Expl. testo: quae ratio nobis suppeditat, et longus usus peritiaque commonstrat


Fonte: 1562-63 Venezia, Valgrisi (ed. completa)


Note
Il Commento a Epidemie VI, composto in otto libri da Galeno, circolò in Occidente sempre in una versione mutila, data dai libri I-V, con parte del VI; da questa versione discesero le tre traduzioni latine, tutte di età umanistica, fatte da Giunio Paolo Grassi, Vittore Trincavelli, e Jean Vassé.
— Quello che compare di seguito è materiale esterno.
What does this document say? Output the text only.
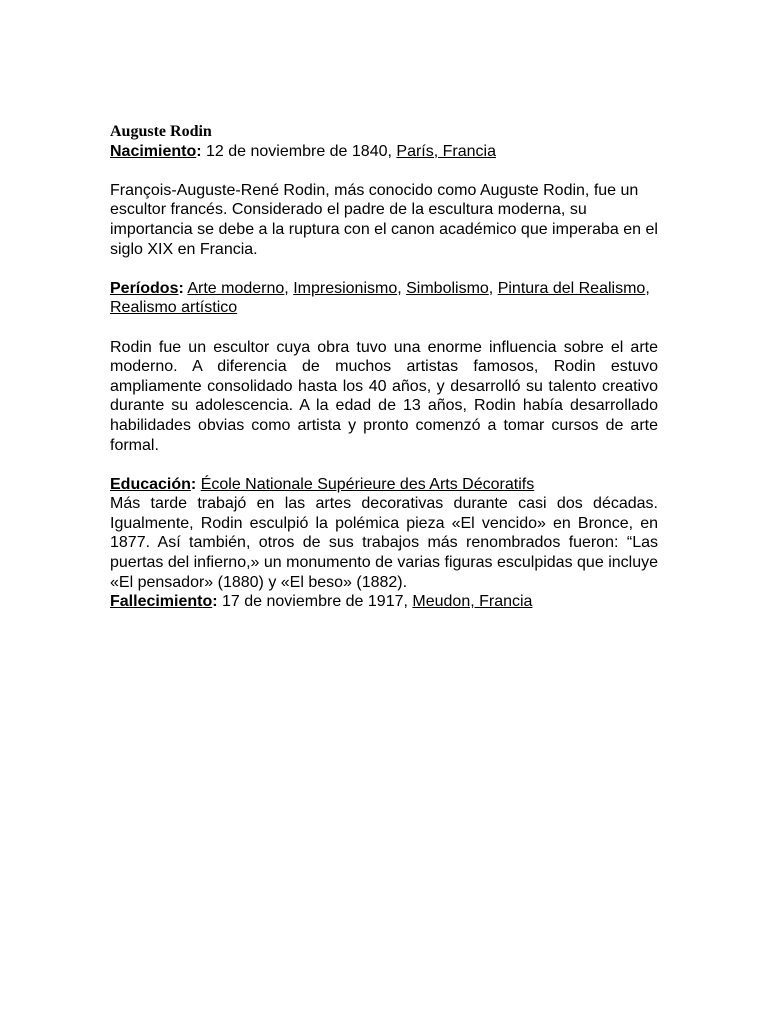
Auguste Rodin

Nacimiento: 12 de noviembre de 1840, París, Francia

François-Auguste-René Rodin, más conocido como Auguste Rodin, fue un escultor francés. Considerado el padre de la escultura moderna, su importancia se debe a la ruptura con el canon académico que imperaba en el siglo XIX en Francia.

Períodos: Arte moderno, Impresionismo, Simbolismo, Pintura del Realismo, Realismo artístico

Rodin fue un escultor cuya obra tuvo una enorme influencia sobre el arte moderno. A diferencia de muchos artistas famosos, Rodin estuvo ampliamente consolidado hasta los 40 años, y desarrolló su talento creativo durante su adolescencia. A la edad de 13 años, Rodin había desarrollado habilidades obvias como artista y pronto comenzó a tomar cursos de arte formal.

Educación: École Nationale Supérieure des Arts Décoratifs

Más tarde trabajó en las artes decorativas durante casi dos décadas. Igualmente, Rodin esculpió la polémica pieza «El vencido» en Bronce, en 1877. Así también, otros de sus trabajos más renombrados fueron: “Las puertas del infierno,» un monumento de varias figuras esculpidas que incluye «El pensador» (1880) y «El beso» (1882).

Fallecimiento: 17 de noviembre de 1917, Meudon, Francia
Più tardi, Rasario pubblicò una nuova traduzione latina, provvista della parte mancante del libro VI nonché dei libri VII-VIII, mostrando di aver recuperato l'originale greco nella sua interezza e di tradurlo per la prima volta. Questa traduzione apparve nell'edizione completa di Galeno stampata da Valgrisi e nell'edizione singola del Commento agli Umori del 1562. Fu inoltre ristampata a Saragozza nel 1567. La parte inedita del Commento a Epidemie VI venne accolta nelle Giuntine dal 1586. Anche questo falso di Rasario fu smascherato da E. Wenkebach, che ne dimostrò la dipendenza dal commento di Palladio (cfr. Wenkebach-Pfaff 1956, CMG V 10, 2,2, XXIII-XXV).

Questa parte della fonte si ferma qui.